Museums are respected. The trust the public puts in us is amazing. We get more respect than the media. People think we do better than books. Public classrooms? The public thinks we’ve got them beat, hands down. We are the most respected and trusted source for historical information there is. Using that respect, that trust to further any societal position puts that trust at risk. Feel free to wage an unrelenting war against forces acting against museums or preservation. We have to. Rage against those who might censor our work or use political influence to dictate our narratives. These issues affect us directly. If you feel, I don’t know, gun control legislation is important to your museum, and you should use the museum pulpit to spread your message, you are incorrect (it’s just an example, folks… keep your shirt on. I had such a conversation recently). It’s not your museum’s business. It might be your business, and that’s great. Don’t sacrifice your museum’s reputation by taking part in all that.

We like to remind people our county was once under the rule of Imperial Spain. It’s not always popular to talk about such things in the county Texas was created in. That’s right, Texas history didn’t begin with Stephen Austin… to be honest, it didn’t begin with the Spanish either. We have 10,000 years of history in our little rural corner of Texas, and we don’t ignore any of it.

“It is Cowardly to Claim Neutrality”

It is not cowardly.
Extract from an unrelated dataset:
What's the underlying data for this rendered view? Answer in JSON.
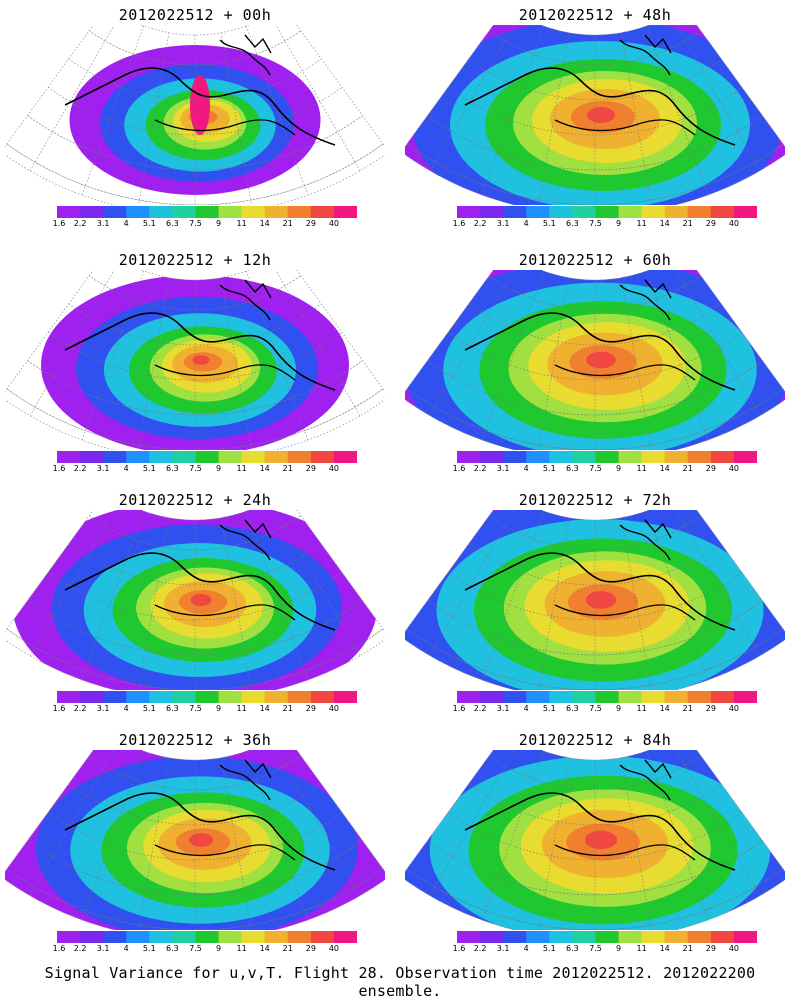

Picking and choosing an exhibit’s content to suit your population is cowardly. Presenting well-researched and documented content in a non-biased way is honest. It is truthful. Leaving out even a small portion of the truth is cowardly. Do your work, define your content, create your narrative, and document your sources. Show those sources to your public. Pull no punches, and expect no quarter. There is nothing cowardly about that, and I challenge any museum to meet us in our level of unmitigated honesty. Both sides. Every single time. Dan Yaeger (NEMA) says merely convening discussions is “weak tea”. The courage to throw unadulterated truth onto our wall allows an emotional response from any visitor that gives one iota about our collective history. Is th

at “weak tea”? Is presenting the documented truth as part of our narrative, then allowing our public to use their own thought processes to reach a logical conclusion “weak tea”? It is not, and a visit to our gallery will prove it (it is under renovation, you need to wait until we reopen in 2018).

Does this mean a neutral museum presents everything? Do we put the Klan’s point of view up on the gallery wall, in an effort to be neutral to everyone (as an example… I had many to choose from)? No. We do not defend the indefensible. We will not give them a voice. But giving positions like this an equal position isn’t neutral, it’s evil. Museums don’t do evil. We talk about evil, but won’t glorify it and use neutrality as the excuse. For those who say we “neutrals” are championing precisely this, shame on you.

Ultimately…

Neutral museums do not censor themselves. Neutral museums do not pick sides. We tell the truth, and when battle ensues we allow the truth to “defend itself”. Usually with a bibliography.